Net Zero Steel
A global initiative
I heard about SteelZero through my current development project. My employer, Grosvenor, is a founding partner of the initiative. As a member, we are making a public commitment to procure 100% net zero steel by 2050.
Collective purchasing power and influence, sends a strong demand signal to shift global markets and policies towards responsible production and sourcing of steel. It is important this demand is heard now, as the production facilities often operate continuously and only undergo refurbishment/reinvestment every 20 or so years. If the message doesn’t get through soon, high-carbon investments could be locked-in for another decade or more.
As one of the world’s most widely used materials steelmaking is currently a major emitter of CO2 globally. Most steel is still made using coal to reduce iron ore, a process that emits roughly two metric tons of CO2 per ton of steel! Yet there are production technologies already available to help and we (the buyers) must show that this is where production focus and investment should be going.
It is hard to see a world in the next 25-50 years where steel is not still used very widely. From my own experience of the construction industry I know there are many situations where alternative structural materials just cannot meet the demands like steel can. And then there are so many other industries too, which despite improvements in designs and processes, will inevitably still require steel products. It is interesting to consider that steel is actually a very circular material - it is just the manufacturing processes that are so carbon intensive.
I really do believe in this.
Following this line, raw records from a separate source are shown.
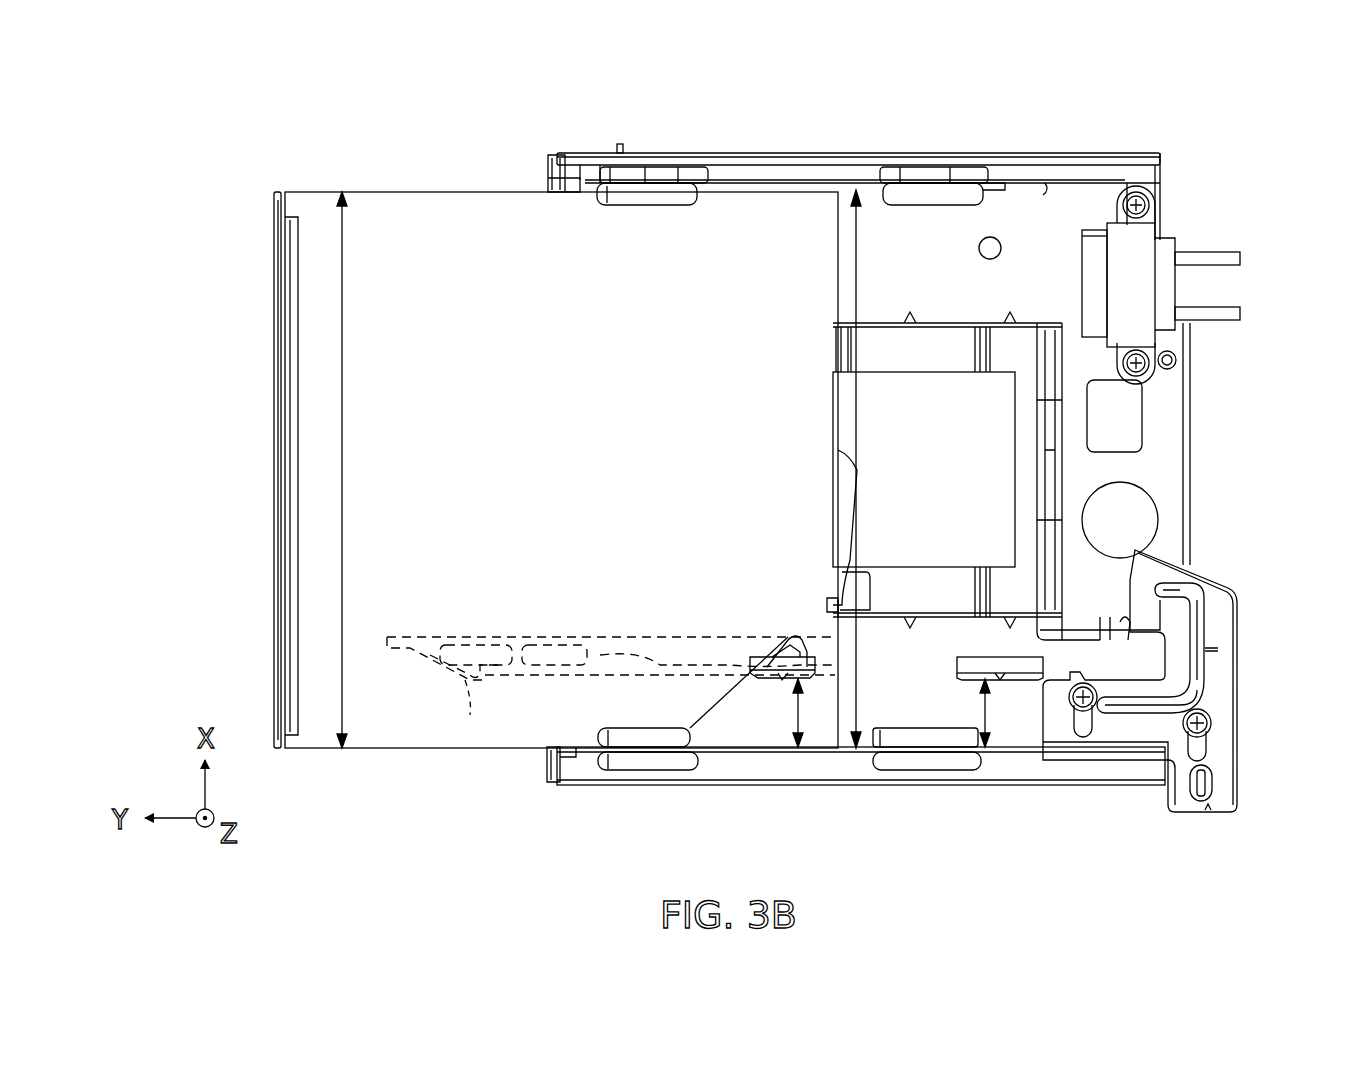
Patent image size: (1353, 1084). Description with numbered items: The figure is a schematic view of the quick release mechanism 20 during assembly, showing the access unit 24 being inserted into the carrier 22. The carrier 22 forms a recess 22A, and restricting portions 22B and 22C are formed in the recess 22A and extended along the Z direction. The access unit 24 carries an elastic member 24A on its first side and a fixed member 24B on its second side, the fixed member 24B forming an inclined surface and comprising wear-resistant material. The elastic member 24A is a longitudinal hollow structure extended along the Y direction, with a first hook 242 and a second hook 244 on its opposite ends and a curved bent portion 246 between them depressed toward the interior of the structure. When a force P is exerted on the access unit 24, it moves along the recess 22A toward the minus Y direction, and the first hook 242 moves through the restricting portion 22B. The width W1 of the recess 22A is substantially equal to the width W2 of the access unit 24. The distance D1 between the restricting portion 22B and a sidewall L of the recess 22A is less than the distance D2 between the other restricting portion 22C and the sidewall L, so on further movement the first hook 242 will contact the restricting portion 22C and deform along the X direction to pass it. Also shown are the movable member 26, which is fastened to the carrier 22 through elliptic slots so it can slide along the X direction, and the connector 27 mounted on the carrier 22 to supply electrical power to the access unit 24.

The quick release mechanism 20 is at (188, 108).
The carrier 22 is at (793, 165).
The recess 22A is at (1048, 225).
The restricting portion 22B is at (773, 752).
The restricting portion 22C is at (970, 680).
The access unit 24 is at (318, 360).
The elastic member 24A is at (486, 636).
The fixed member 24B is at (840, 520).
The first hook 242 is at (773, 650).
The second hook 244 is at (470, 682).
The curved bent portion 246 is at (612, 648).
The movable member 26 is at (1215, 663).
The connector 27 is at (1160, 265).
The force P is at (246, 469).
The sidewall L is at (712, 738).
The width of the recess W1 is at (879, 469).
The width of the access unit W2 is at (369, 471).
The distance D1 is at (823, 716).
The distance D2 is at (1008, 713).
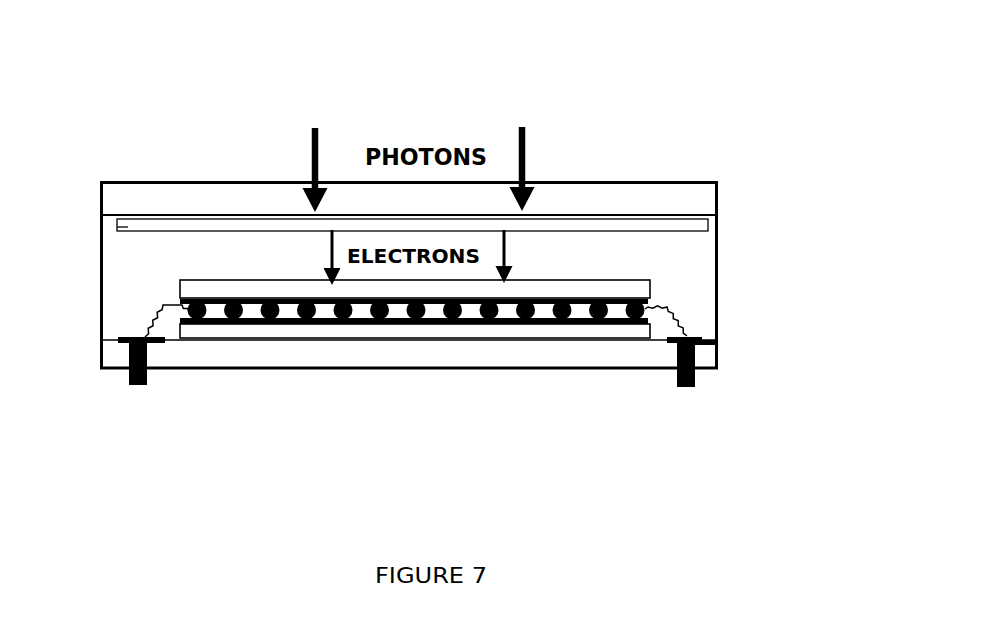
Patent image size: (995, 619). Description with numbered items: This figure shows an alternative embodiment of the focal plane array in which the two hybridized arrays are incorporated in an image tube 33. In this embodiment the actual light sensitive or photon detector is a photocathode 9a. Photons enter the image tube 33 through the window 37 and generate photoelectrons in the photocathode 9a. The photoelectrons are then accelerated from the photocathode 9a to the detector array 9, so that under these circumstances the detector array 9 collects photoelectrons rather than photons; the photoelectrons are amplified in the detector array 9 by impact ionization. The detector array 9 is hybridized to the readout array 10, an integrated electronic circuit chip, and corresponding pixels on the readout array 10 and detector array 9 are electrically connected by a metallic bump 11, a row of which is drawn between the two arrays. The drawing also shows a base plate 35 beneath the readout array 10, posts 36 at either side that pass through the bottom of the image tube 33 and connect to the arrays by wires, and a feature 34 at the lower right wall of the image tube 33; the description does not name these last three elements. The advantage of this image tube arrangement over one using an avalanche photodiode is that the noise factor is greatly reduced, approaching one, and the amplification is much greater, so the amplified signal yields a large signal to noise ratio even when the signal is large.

The image tube 33 is at (712, 59).
The window 37 is at (667, 186).
The photocathode 9a is at (117, 228).
The detector array 9 is at (600, 272).
The metallic bump 11 is at (622, 297).
The readout array 10 is at (398, 330).
The base plate 35 is at (100, 343).
The feedthrough pins with wire bonds 36 is at (123, 306).
The housing bottom seal 34 is at (725, 338).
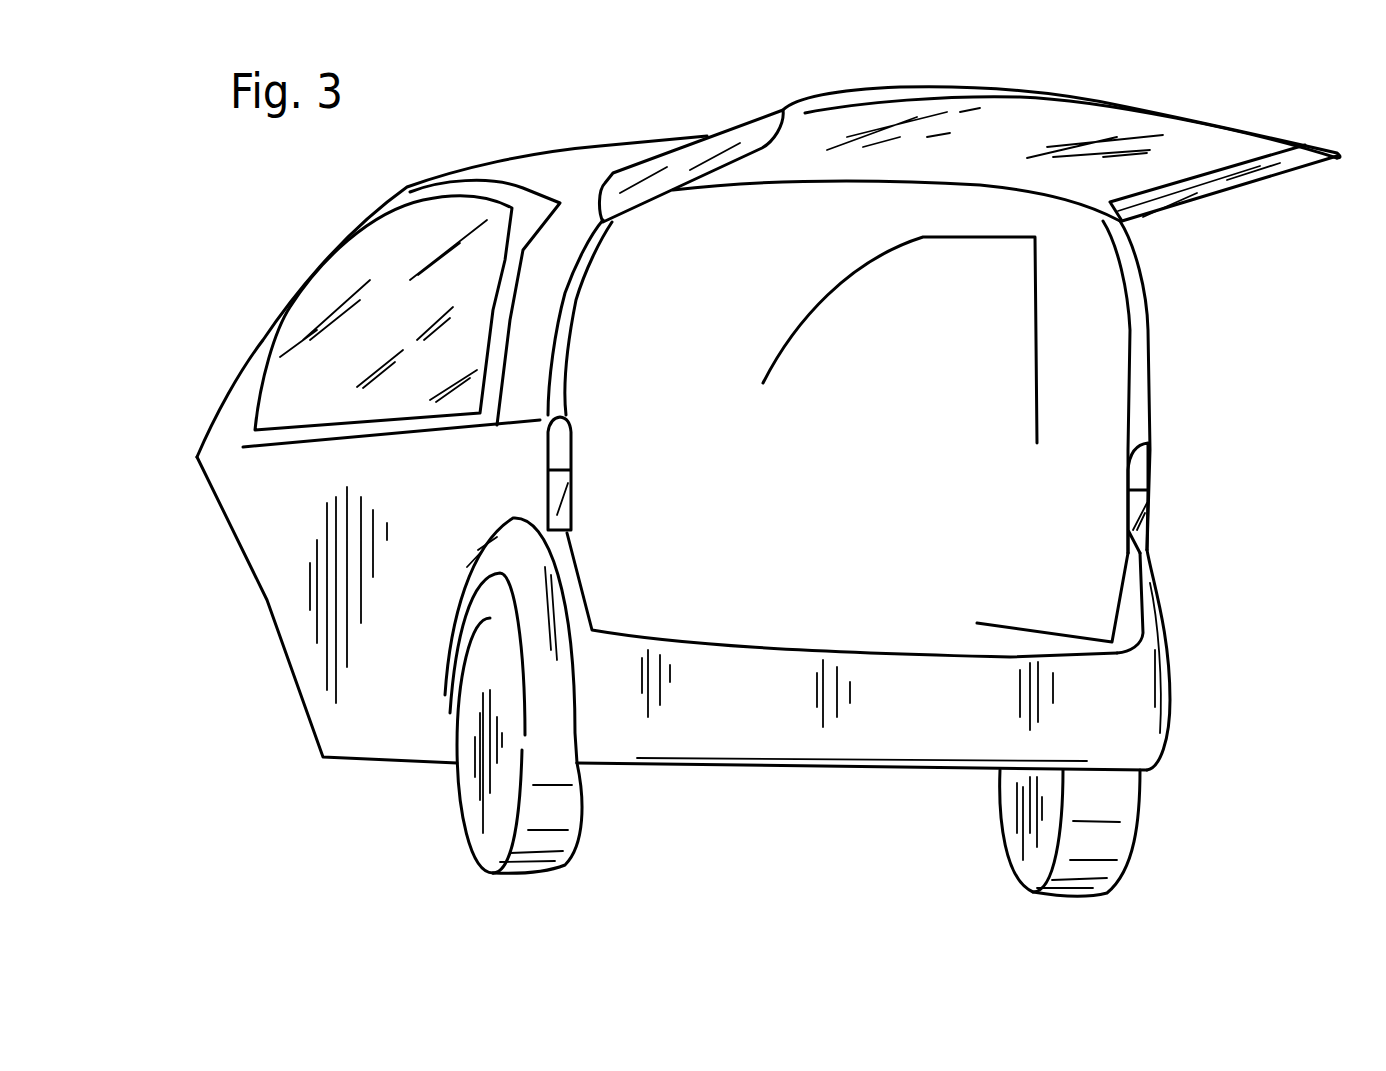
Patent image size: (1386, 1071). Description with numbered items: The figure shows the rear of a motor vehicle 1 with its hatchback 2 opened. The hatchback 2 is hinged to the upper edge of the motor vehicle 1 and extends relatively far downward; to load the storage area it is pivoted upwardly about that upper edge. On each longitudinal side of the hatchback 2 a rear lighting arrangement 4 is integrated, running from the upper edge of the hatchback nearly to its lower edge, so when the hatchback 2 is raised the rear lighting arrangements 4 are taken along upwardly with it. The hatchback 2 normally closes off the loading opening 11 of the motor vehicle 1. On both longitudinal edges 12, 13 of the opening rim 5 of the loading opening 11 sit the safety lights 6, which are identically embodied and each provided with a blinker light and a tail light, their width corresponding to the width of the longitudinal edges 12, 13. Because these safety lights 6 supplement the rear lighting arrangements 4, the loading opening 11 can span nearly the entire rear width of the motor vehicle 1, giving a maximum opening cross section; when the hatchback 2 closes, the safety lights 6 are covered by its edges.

The motor vehicle 1 is at (408, 176).
The hatchback 2 is at (1017, 122).
The rear lighting arrangement 4 is at (718, 152).
The opening rim 5 is at (557, 387).
The safety light 6 is at (577, 497).
The loading opening 11 is at (1012, 540).
The longitudinal edge of the loading opening 12 is at (563, 283).
The longitudinal edge of the loading opening 13 is at (1140, 348).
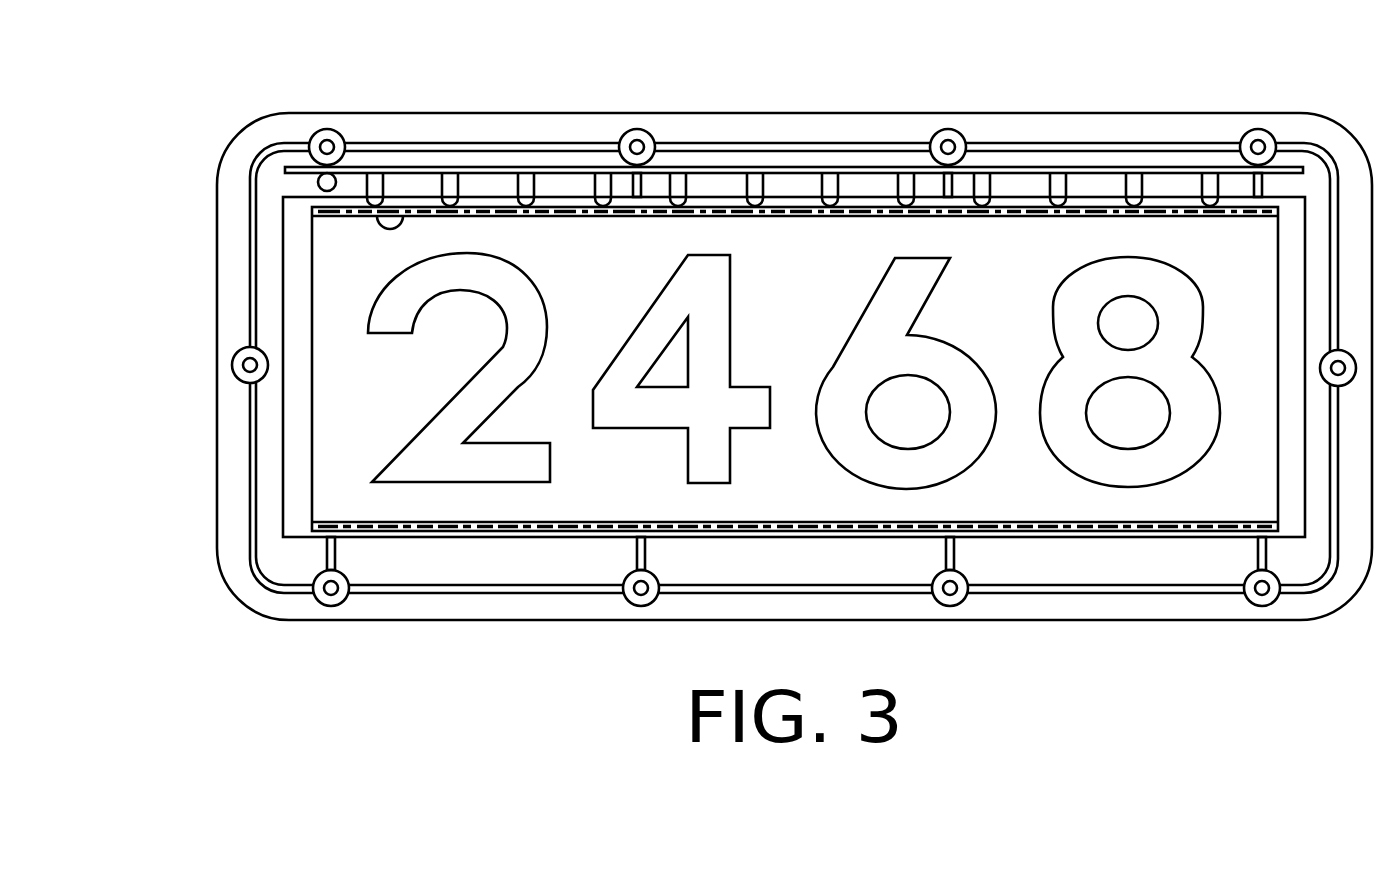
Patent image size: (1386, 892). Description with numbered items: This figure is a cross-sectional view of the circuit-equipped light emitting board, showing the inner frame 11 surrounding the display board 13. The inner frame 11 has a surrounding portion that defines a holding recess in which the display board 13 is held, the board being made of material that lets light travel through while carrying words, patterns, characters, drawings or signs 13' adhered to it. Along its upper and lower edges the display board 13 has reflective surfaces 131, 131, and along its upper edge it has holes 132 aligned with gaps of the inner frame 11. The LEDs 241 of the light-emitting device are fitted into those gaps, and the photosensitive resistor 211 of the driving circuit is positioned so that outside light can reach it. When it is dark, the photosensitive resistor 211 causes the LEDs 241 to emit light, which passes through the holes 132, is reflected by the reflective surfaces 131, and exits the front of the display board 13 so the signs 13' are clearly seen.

Through the SteelZero forum, I am learning about the innovative processes suppliers are developing, and the roadmaps they have for the capital intensive changes that are needed to their facilities to adapt, retrofit or rebuild furnaces ready for the inevitable demand of net zero steel.
Make sure if you are involved in a project which is going to use steel products, you push for low carbon steel from the outset and ensure early engagement with the supply chain.
To become a member of SteelZero, organisations must make a public commitment to procuring, specifying or stocking 100% net zero steel by 2050 and an interim commitment to procuring, specifying or stocking 50% of its steel requirement by 2030.